Fear will disappear.
—Haiku
I thought back to my Austin walkabout days when the pandemic started. With few family and friends nearby and COVID job loss, I had plenty of free time to walk and walk. Usually upwards of 10 miles most days. I was in a state of hygge partly thanks to denying certain realities such as economic uncertainty and housing instability. Still, I spent thousands of hours putting one foot in front of the other and communing with whatever I came across on the journey — a nature trail, a lizard, backyard goats, a neighbor, a park bench. The grounds of the Elisabet Ney Museum, where their kind docent Oliver (who invited me and 2 friends in on my birthday for a small private tour), died of the cancer he’d told me about. A loss to Austin.

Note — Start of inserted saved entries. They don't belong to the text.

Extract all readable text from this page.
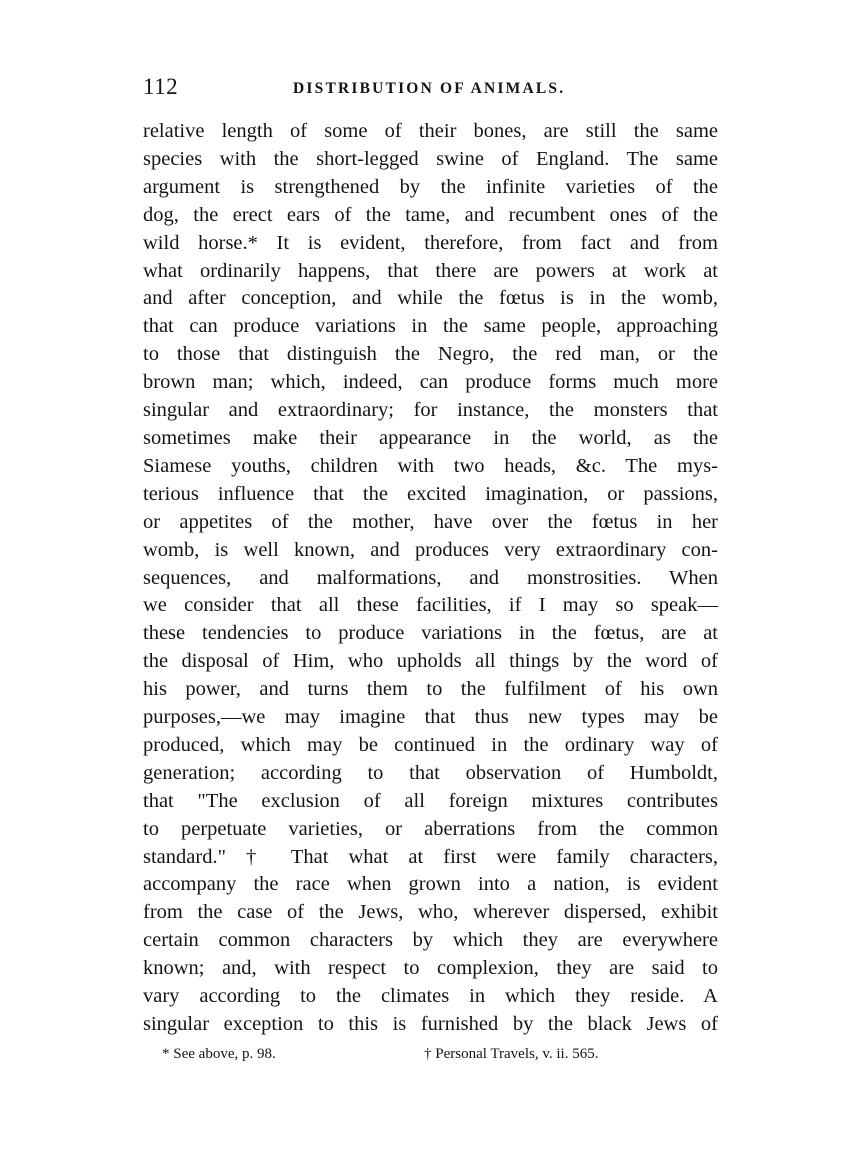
112	DISTRIBUTION OF ANIMALS.
relative length of some of their bones, are still the same
species with the short-legged swine of England. The same
argument is strengthened by the infinite varieties of the
dog, the erect ears of the tame, and recumbent ones of the
wild horse.* It is evident, therefore, from fact and from
what ordinarily happens, that there are powers at work at
and after conception, and while the fœtus is in the womb,
that can produce variations in the same people, approaching
to those that distinguish the Negro, the red man, or the
brown man; which, indeed, can produce forms much more
singular and extraordinary; for instance, the monsters that
sometimes make their appearance in the world, as the
Siamese youths, children with two heads, &c. The mys-
terious influence that the excited imagination, or passions,
or appetites of the mother, have over the fœtus in her
womb, is well known, and produces very extraordinary con-
sequences, and malformations, and monstrosities. When
we consider that all these facilities, if I may so speak—
these tendencies to produce variations in the fœtus, are at
the disposal of Him, who upholds all things by the word of
his power, and turns them to the fulfilment of his own
purposes,—we may imagine that thus new types may be
produced, which may be continued in the ordinary way of
generation; according to that observation of Humboldt,
that "The exclusion of all foreign mixtures contributes
to perpetuate varieties, or aberrations from the common
standard." † That what at first were family characters,
accompany the race when grown into a nation, is evident
from the case of the Jews, who, wherever dispersed, exhibit
certain common characters by which they are everywhere
known; and, with respect to complexion, they are said to
vary according to the climates in which they reside. A
singular exception to this is furnished by the black Jews of
* See above, p. 98.	† Personal Travels, v. ii. 565.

“Perhaps Scandinavians are better able to appreciate the small, hygge things in life because they already have all the big ones nailed down: free university education, social security, universal health care, efficient infrastructure, paid family leave, and at least a month of vacation a year," the New Yorker noted in a 2016 article on the practice. "With those necessities secured, Danes are free to become ‘aware of the decoupling between wealth and wellbeing.’” Lucky them!
Since I’ve last written I did one very bad thing, throwing caution right out the window. I jumped into a private “no swimming” lake and took a short swim to the middle and back. The friend I was with said “please don’t do this.” It was warm and rainy and the placid lake had tiny divots where the raindrops hit. I needed to feel differently in that moment. The water beckoned. I was wearing shorts and a top that could easily pass as a swimsuit. I took off my rain boots and dress and jumped in. I was instantly gratified, and I swam and floated on my back, raindrops hitting my closed eyes and lips. I could have stayed there forever.

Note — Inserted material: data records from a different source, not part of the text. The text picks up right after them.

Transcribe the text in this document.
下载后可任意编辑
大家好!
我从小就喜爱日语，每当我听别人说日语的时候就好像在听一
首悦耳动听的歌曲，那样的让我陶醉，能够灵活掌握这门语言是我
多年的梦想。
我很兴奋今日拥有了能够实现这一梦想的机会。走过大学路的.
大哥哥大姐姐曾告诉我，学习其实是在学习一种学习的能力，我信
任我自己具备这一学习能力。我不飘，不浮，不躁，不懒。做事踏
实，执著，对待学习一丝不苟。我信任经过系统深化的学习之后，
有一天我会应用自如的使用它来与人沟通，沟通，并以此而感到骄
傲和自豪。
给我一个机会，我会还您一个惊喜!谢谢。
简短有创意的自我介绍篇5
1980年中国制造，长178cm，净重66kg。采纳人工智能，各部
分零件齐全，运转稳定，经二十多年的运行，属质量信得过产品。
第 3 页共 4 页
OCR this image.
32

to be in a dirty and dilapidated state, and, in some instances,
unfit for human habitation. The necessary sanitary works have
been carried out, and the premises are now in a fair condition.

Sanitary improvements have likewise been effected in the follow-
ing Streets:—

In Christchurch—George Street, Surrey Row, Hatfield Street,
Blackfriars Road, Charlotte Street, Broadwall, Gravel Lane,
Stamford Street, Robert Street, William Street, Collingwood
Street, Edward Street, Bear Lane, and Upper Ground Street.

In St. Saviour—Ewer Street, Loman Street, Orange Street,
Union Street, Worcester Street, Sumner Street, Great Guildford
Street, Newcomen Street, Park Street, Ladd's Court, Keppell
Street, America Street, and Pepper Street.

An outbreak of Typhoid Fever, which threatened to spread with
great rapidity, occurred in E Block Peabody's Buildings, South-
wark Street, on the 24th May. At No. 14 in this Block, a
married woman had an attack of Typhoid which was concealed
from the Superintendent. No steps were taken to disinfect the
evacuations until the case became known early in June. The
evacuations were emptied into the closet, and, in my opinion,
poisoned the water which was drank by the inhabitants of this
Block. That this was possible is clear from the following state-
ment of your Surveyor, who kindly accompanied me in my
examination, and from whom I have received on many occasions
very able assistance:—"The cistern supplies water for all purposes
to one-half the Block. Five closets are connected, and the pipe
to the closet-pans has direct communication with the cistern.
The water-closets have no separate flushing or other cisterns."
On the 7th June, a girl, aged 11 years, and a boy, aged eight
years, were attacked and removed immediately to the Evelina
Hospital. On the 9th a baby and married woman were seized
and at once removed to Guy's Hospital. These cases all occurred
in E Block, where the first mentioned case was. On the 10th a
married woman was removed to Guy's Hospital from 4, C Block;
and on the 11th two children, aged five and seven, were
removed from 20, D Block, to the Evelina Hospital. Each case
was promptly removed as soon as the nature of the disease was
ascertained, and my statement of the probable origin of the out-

When I looked back at it the next day, I realized that I could have been cited. Arrested even. A scary thought. I found safer moments of contentment after that dip. A farmers market with my father. Sweet-tart cherries, basil plants, and baskets of peaches. Discovering prolific muralist Max Sansing working on his newest creation in Evanston. I’d noticed his work on Grand near Milwaukee when I moved back to Chicago last year, and also on the housing shelter behind the Wilson red line, and had even snapped photos. It was a treat to come across Max, filling in the outline of his mural from top to bottom on a bright orange mobile hydraulic high rise work platform.
As a friend recently asked, since we are atheists and "we don’t bow to a white sky daddy in the sky” then what IS the point of working so hard to be good? Trying to change bad habits and becoming more peaceful? Better cogs in the wheel? Spreaders of peace? I’m not sure, but I cannot let myself off the hook. Have I inherited a chronic sense of Catholic inferiority where I will never be good enough, the sinful human that I am? That others are not good enough? I hope I have not been cursed forever.
As I warred with myself on and off this week, my solace has been in a pleased client caseload, growth and less suffering in their ranks, enjoyment on my part of our sessions together, Irish jigs played on my silver flute, sitting down to write this, fresh fruits and vegetables, and a feeling that it’s, overall, good to be alive.